Достоевский представлял себе Пушкина тоже как писателя, патриота и как человека высокорелигиозного, но в своей речи и в не менее талантливом приложении к ней он рассматривал Пушкина с одной, определенной точки зрения — как гениального совместителя национального патриотизма с христианским космополитизмом.
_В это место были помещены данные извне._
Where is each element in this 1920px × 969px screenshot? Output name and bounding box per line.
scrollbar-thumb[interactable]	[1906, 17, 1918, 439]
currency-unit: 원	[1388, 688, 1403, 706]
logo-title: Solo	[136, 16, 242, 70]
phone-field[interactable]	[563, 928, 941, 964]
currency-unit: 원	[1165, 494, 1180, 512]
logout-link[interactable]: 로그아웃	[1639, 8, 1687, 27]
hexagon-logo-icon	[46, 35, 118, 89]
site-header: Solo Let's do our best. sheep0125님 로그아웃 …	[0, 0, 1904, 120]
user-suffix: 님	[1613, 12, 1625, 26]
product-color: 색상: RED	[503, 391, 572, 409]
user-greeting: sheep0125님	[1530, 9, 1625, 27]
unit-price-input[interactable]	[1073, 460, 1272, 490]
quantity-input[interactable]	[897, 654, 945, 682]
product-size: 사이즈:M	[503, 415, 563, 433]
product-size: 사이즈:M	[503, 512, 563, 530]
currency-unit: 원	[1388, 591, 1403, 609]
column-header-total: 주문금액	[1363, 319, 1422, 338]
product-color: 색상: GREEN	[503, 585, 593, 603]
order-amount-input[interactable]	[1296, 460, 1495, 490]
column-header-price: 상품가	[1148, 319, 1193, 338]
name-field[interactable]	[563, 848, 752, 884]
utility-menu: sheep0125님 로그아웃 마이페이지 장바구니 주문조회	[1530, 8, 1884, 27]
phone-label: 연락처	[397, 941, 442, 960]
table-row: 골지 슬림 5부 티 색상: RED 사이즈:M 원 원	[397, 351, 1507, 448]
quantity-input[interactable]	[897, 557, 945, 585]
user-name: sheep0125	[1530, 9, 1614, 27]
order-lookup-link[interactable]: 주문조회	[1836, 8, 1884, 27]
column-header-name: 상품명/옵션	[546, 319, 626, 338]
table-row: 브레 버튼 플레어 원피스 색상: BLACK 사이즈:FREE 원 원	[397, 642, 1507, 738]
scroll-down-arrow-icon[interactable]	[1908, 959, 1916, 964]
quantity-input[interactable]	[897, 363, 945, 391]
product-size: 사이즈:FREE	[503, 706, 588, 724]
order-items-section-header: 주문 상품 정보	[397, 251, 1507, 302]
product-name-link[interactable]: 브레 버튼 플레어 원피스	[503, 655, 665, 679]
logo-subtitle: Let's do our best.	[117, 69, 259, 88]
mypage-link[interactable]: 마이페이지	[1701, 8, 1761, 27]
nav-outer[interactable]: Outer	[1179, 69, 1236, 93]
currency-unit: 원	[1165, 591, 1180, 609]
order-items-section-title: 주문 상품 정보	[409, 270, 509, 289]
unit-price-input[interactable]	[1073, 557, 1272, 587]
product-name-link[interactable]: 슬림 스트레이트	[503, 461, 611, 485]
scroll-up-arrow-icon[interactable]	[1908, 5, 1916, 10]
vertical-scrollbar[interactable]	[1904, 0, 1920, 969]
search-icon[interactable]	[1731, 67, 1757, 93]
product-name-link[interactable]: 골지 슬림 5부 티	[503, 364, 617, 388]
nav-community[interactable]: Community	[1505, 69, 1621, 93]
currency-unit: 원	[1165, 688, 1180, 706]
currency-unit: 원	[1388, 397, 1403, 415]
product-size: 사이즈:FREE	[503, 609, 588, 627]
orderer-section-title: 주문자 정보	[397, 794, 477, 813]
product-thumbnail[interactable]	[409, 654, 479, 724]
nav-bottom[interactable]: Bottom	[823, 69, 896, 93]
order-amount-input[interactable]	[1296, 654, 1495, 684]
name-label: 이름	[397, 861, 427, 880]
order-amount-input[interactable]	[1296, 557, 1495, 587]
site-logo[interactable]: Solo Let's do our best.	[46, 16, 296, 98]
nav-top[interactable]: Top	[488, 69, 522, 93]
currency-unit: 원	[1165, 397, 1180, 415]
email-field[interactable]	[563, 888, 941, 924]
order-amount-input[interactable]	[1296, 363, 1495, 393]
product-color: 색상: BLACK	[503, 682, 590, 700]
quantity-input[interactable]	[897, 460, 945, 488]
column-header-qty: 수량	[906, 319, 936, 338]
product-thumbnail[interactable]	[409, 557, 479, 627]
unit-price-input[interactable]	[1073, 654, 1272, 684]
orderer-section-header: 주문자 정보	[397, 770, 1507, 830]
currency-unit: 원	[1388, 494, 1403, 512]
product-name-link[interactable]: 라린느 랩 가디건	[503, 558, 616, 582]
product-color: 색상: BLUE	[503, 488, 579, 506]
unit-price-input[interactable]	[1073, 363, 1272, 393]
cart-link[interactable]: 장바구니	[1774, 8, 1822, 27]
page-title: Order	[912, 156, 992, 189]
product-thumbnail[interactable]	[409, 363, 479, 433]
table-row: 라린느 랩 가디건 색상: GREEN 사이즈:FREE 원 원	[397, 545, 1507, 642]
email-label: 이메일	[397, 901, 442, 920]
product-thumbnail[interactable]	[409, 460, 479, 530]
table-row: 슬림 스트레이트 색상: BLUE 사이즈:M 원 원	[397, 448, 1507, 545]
Справедливо утверждал он, что Пушкин показал себя гениальнейшим писателем мира, обнаружив такое свойство ума и сердца, до которого не дошли мировые гении Шиллер и Шекспир, ведь у последних герои повестей и поэм почти вовсе теряют присущие им национальные черты, и шекспировские итальянцы и испанцы являются читателю как англичане, а герои Пушкина являются типичными выразителями характеров их родных, национальных; примеры приводить на это излишне.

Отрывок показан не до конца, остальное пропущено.